Sur le plan juridique, le principal recours encore ouvert au Sénégal mène désormais vers le Tribunal Arbitral du Sport (TAS/CAS), basé à Lausanne. Les statuts de la CAF prévoient en effet que seul le TAS est compétent pour examiner les appels dirigés contre une décision rendue en dernière instance par un organe juridique de la CAF. Le texte précise aussi qu’un tel appel doit être déposé dans un délai de dix jours à compter de la notification de la décision.
Autre élément important : un éventuel appel du Sénégal devant le TAS ne suspendrait pas automatiquement les effets de la décision contestée.
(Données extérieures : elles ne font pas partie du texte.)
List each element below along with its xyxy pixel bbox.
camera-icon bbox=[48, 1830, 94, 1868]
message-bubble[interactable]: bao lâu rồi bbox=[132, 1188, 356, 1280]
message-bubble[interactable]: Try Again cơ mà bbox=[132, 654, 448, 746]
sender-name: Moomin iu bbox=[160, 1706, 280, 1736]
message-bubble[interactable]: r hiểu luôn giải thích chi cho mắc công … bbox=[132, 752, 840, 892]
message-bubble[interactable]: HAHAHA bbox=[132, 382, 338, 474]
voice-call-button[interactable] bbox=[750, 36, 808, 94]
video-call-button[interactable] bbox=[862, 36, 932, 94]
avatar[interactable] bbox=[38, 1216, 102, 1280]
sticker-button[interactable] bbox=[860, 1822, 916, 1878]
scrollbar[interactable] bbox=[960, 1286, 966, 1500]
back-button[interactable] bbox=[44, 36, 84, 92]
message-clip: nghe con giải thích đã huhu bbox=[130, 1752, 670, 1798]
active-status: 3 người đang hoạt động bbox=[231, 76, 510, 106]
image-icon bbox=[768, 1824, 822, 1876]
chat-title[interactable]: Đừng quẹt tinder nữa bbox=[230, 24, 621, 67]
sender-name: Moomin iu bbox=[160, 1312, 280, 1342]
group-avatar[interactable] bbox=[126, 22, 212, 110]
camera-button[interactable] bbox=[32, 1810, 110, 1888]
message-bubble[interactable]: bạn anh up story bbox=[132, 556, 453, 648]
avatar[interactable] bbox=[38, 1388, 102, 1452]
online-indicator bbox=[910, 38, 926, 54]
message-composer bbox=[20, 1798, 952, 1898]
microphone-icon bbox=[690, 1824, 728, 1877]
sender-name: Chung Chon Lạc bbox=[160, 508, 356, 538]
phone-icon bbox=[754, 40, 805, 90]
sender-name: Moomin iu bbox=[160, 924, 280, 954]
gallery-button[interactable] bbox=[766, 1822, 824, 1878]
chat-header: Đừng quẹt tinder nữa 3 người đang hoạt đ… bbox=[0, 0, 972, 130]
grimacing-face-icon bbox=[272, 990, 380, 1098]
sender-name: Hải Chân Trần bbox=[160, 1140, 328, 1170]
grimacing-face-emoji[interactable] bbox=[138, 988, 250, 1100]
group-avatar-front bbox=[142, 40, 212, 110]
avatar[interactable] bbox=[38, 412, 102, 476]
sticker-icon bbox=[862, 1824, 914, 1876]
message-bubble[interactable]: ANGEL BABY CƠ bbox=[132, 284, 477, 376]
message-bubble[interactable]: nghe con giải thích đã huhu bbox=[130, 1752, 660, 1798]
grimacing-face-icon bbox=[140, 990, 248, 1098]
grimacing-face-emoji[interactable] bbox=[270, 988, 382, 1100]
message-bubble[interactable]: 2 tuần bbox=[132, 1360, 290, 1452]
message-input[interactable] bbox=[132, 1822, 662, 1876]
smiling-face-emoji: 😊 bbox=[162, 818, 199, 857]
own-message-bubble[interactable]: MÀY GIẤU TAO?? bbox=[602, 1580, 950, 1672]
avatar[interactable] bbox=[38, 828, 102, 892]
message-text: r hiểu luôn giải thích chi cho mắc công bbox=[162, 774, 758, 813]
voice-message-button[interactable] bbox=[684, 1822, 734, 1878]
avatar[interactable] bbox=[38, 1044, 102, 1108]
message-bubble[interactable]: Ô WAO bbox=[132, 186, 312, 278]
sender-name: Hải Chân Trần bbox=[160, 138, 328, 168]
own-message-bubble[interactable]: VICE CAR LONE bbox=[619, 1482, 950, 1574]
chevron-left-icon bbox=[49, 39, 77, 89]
Les statuts de la CAF indiquent expressément qu’un recours devant le TAS n’a pas d’effet suspensif, ce qui signifie que, sauf mesure particulière accordée ensuite, la décision du Jury d’Appel reste applicable pendant la procédure. En clair, à ce stade, le Maroc demeure juridiquement le bénéficiaire de la victoire 3-0 tant qu’une éventuelle sentence contraire n’a pas été rendue.
Si le Sénégal décide d’aller jusqu’au TAS, il lui resterait ensuite, en cas d’issue défavorable, une possibilité encore plus étroite : contester la sentence arbitrale devant le Tribunal fédéral suisse. Mais cette voie n’est pas un nouvel appel sur le fond. Le TAS rappelle lui-même que ses sentences ne peuvent être remises en cause devant la justice suisse que pour des motifs très limités, principalement procéduraux ou liés à la compétence.